Mais revenons au monde décrit. Tout semble y être en harmonie. Les machines sont réduites au strict minimum. Le recyclage est la norme. Le vélo, amélioré, permet de transporter un habitat individuel où tout est pensé pour avoir le minimum d’impact. Les individus semblent avoir des places définies qu’ils occupent avec un certain bonheur. Si certains éprouvent des difficultés avec leur travail, avec leurs voisins, ils peuvent se libérer de leurs tensions en parlant à un moine venu avec sa petite maison et, surtout, un bon thé. Car la cérémonie d’écoute passe aussi par la dégustation d’une boisson chaude à la recette spécialement conçue pour l’interlocuteur et sa situation. Ce qui demande un certain talent de la part du moine. Comme s’en aperçoit Frœur Dex lorsqu’iel change de vocation et circule à travers les campagnes pour se mettre à l’écoute de ses concitoyens. Comme je l’ai écrit plus haut, il trouvera vite les bonnes recettes pour apporter la détente aux autres. Mais pas la plénitude dans sa propre existence.
Philosophie, donc ?
Frœur Dex ressemble parfois à un.e enfant gâté.e qu’on a envie de secouer. Tout va bien pour iel : iel réussit dans son premier métier, puis dans son deuxième choix. Et à chaque fois, iel éprouve de l’insatisfaction, un vide existentiel. Mais quand on y réfléchit, combien d’entre nous n’ont pas ressenti ce creux au fond de leur esprit. Quand tout paraît aller sur des rails mais que l’on sent confusément que quelque chose manque. On se secoue en se traitant de capricieux, mais il reste un manque au fond de soi. Et c’est cet état d’esprit qui est brillamment mis en scène dans ce roman. Frœur Dex s’interroge sans comprendre d’où vient son insatisfaction. Et cela lae mine. Comme cela nous mine. Surtout dans cette société de consommation remise en question de nos jours. Suite au Covid. Suite aux bouleversements climatiques. Suite à la disparition des grandes causes qui permettaient de se trouver un but, une raison de vivre malgré la banalité du quotidien.
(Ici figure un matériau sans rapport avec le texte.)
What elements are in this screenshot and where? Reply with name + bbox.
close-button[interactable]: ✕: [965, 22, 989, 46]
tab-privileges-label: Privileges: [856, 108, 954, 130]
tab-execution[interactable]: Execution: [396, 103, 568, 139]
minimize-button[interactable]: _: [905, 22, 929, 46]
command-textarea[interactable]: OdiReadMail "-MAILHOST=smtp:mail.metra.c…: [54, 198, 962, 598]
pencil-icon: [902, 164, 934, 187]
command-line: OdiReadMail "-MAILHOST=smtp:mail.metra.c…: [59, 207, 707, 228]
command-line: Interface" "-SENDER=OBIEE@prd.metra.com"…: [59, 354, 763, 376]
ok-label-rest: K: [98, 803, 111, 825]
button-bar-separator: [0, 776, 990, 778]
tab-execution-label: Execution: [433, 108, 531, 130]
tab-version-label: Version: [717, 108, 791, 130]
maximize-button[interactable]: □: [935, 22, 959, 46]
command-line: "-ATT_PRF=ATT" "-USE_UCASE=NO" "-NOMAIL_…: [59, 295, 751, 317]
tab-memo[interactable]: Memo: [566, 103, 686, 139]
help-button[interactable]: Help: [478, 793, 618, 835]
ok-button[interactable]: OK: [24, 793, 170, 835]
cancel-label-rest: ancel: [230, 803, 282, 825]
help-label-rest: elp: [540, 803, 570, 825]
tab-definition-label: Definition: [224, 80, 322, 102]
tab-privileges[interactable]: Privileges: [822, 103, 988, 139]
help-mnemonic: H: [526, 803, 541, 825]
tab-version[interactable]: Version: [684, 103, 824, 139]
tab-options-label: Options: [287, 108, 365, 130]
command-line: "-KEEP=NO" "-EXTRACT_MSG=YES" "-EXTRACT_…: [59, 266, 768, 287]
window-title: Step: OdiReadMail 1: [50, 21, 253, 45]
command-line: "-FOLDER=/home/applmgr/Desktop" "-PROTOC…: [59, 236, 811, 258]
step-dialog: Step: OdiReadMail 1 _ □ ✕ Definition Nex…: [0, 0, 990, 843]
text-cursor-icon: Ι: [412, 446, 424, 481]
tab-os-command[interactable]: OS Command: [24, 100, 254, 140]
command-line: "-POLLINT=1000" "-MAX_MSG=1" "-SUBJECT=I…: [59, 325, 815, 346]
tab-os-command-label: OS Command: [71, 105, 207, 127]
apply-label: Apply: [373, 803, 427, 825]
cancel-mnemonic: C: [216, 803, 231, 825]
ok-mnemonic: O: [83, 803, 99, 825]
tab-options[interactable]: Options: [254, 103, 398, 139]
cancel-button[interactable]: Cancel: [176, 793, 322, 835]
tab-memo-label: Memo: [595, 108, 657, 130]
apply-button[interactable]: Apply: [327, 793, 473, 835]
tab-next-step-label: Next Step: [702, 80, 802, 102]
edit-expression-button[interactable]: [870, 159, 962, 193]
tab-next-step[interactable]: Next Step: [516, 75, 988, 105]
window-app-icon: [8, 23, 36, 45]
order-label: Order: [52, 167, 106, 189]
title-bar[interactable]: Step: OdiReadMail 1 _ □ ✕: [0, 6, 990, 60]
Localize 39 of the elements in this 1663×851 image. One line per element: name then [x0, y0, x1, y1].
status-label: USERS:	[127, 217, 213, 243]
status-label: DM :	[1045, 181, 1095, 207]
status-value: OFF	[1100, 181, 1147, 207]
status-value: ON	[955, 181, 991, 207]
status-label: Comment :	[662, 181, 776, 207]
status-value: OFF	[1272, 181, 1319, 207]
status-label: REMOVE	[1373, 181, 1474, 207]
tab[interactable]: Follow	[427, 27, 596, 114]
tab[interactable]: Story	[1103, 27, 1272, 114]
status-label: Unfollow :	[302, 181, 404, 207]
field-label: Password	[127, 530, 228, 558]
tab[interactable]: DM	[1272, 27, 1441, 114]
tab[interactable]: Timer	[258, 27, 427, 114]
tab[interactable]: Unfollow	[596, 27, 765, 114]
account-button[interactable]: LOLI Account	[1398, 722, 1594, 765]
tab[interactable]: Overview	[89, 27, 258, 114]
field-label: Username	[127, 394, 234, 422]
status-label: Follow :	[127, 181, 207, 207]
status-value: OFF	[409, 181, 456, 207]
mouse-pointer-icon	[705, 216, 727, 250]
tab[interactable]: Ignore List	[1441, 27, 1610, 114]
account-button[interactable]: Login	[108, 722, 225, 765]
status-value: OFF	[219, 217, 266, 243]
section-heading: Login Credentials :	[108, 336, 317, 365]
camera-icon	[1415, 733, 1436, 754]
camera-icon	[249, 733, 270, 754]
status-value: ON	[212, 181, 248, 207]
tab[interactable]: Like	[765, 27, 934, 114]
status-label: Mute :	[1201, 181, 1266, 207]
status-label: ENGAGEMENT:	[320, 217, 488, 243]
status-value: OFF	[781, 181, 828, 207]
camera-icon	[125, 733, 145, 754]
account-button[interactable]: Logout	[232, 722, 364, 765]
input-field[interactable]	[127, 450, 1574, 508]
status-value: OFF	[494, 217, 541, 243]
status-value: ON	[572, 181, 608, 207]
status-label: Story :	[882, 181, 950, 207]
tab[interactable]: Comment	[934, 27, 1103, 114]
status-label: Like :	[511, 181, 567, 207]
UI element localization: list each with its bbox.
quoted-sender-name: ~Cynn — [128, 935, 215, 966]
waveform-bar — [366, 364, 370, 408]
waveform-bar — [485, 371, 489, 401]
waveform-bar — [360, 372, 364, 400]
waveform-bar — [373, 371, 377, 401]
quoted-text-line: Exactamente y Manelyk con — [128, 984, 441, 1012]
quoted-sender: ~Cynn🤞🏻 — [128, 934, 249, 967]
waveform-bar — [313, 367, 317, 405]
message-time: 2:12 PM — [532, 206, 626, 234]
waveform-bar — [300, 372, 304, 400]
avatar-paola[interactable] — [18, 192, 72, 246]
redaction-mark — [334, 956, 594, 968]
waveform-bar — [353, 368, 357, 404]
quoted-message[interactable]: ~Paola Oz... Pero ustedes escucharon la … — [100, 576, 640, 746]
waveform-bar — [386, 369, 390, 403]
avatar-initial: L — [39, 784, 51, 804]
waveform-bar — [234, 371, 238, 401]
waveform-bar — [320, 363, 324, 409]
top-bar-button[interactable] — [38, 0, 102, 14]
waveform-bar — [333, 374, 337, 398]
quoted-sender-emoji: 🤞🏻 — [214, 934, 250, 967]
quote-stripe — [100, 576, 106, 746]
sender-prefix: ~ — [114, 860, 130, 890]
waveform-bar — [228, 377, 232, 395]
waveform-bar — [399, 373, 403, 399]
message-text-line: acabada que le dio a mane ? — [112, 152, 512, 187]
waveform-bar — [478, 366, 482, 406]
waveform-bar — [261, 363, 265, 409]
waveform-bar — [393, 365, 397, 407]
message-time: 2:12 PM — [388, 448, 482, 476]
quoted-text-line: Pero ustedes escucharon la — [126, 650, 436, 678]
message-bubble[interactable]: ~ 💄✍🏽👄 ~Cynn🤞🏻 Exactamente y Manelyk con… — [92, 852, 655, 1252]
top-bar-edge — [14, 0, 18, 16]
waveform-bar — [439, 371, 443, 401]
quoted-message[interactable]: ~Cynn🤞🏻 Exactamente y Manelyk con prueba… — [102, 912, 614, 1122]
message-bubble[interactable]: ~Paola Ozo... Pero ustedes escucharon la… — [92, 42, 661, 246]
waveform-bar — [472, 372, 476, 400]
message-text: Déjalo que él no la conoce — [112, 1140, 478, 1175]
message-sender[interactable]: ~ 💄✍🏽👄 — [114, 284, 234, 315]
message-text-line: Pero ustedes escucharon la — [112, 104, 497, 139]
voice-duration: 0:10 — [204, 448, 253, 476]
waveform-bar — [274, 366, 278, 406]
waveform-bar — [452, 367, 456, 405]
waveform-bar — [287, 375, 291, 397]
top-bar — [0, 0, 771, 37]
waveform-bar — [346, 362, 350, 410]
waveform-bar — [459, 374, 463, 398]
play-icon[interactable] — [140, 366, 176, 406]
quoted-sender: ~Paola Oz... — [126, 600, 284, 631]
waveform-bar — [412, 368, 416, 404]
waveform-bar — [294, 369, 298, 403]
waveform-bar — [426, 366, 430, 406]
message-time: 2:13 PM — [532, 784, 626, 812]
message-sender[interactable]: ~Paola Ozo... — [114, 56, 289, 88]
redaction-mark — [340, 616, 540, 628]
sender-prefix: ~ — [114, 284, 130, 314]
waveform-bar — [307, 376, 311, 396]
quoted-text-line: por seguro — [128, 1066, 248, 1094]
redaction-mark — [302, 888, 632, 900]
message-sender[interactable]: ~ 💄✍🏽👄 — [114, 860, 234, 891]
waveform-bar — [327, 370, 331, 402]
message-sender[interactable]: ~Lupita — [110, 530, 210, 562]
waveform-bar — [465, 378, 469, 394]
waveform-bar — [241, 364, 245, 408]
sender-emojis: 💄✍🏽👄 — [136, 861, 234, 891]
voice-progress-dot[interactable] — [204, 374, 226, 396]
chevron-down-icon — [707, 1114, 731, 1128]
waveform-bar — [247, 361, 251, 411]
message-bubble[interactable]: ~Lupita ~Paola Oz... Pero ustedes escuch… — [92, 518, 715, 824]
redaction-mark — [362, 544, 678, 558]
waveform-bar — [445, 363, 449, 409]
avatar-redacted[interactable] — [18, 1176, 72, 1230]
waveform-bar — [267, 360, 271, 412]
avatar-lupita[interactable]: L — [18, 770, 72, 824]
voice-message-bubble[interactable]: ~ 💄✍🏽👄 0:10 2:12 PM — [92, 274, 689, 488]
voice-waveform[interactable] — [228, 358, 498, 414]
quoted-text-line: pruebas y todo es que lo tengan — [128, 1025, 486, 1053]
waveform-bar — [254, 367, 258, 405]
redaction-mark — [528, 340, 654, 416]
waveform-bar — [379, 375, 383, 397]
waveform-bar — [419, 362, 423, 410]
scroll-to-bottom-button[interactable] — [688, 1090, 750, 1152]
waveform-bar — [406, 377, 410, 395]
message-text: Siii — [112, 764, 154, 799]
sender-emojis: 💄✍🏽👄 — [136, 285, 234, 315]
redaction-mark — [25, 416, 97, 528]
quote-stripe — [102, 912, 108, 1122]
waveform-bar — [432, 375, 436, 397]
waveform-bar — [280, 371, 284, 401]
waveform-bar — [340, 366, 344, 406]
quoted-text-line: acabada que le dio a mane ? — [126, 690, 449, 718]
Et le récit de Becky Chambers, même s’il n’apporte pas de solution miracle, fait du bien car il aborde des questionnements cruciaux avec un ton rassurant, un rythme apaisant. Malgré les doutes et les inquiétudes, on se sent bien et on peut se poser des questions sans angoisse. Loin du malaise qui sort des pages de Composite d’Olivier Paquet, autre roman qui s’interroge sur notre société.
Becky Chambers est réputée pour le côté rassurant de ses écrits. Malgré la difficulté de certains thèmes qu’elle peut aborder, elle le fait avec la douceur d’une nourrice guidant un jeune enfant. Elle rassure tandis qu’elle nous fait progresser dans notre réflexion, dans notre connaissance de nous-mêmes et de notre rapport au monde. Une belle histoire aux racines profondes. J’attends la suite, prévue pour mars 2023, en dégustant une petite tasse de thé.